Statewide smoking ban: The nanny state marches on

The Tea Party movement was largely responsible for the 2010 Republican tide, and Indiana Republicans reaped the benefits by not only capturing the Indiana House of Representatives but capturing a 60-seat supermajority in that chamber. That is why it is so disappointing that a party that gained power on the strength of a movement dedicated to limited government is advancing nanny-state legislation to protect us from ourselves.

It is bad enough when individual cities, towns and counties ban smoking on private property. At least there are places in the state where private property rights are respected. For state government to overrule the wishes of those localities where smoking is not banned is an overreach. There is no pressing need to ban smoking in “public places” and there is no need to force this on localities that do not share the nanny state sentiments of places like Bloomington.
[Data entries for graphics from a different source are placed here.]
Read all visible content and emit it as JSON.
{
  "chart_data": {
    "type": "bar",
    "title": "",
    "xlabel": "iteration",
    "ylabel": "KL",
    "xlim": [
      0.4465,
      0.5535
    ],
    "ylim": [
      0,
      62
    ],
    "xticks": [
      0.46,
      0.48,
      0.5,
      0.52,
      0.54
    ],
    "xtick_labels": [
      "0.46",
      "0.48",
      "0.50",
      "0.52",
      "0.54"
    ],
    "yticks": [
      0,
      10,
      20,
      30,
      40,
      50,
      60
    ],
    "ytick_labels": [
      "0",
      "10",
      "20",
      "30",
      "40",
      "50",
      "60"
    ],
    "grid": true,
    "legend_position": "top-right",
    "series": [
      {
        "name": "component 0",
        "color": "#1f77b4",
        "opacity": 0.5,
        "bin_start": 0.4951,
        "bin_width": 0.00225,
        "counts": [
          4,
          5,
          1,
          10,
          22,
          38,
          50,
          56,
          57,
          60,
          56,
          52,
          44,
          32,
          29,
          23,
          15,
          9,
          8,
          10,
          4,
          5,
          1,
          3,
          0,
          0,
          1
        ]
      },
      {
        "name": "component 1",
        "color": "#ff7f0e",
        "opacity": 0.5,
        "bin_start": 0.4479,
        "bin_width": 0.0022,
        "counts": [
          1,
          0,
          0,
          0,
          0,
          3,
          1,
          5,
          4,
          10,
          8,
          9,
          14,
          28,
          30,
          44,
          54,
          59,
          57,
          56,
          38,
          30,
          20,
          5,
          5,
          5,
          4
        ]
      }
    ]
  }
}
Let me be clear: it is foolish to smoke tobacco. If you smoke, you should stop – not only for your own health but for the good of your loved ones. But this legislation is simply wrong.

Banning smoking in true public places like government buildings is the right thing to do. But while restaurants and other businesses may be seen as “public places” they are actually private property. Government has no business telling a private property owner that he may not allow consenting adults to use a legal product on his property. The property owner should be allowed to run his business as he sees fit.

No one is forced to breathe secondhand smoke. If your employer allows smoking, you can look for employment with a business that does not. No one is forced to patronize a business that allows smoking, or bring his family into that business. According to the Herald Bulletin, 26.1 percent of Hoosiers smoke cigarettes. Considering that smokers are a minority in Indiana, there is no reason the market could not work to eliminate smoking in public places as businesses cater to the wishes of the 74 percent of Hoosiers who do not smoke.

If government has the power to ban smoking in “public places” in Indiana, it has the power to force businesses to allow smoking on their property, regardless of the wishes of the property owner.

Does that sound extreme? There is a precedent for it, because this is not the first time that Hoosier Republicans have misfired on private property rights. A year ago, Republicans led the effort to pass a law restricting the private property rights of employers who did not wish to have guns on their property.

Had this been passed a decade ago, when Frank O’Bannon was governor and Democrats controlled the state house of Representatives, it would have been bad policy. When this nanny-state legislation is passed by the party that is supposed to be for limited government and individual liberty, it is especially egregious.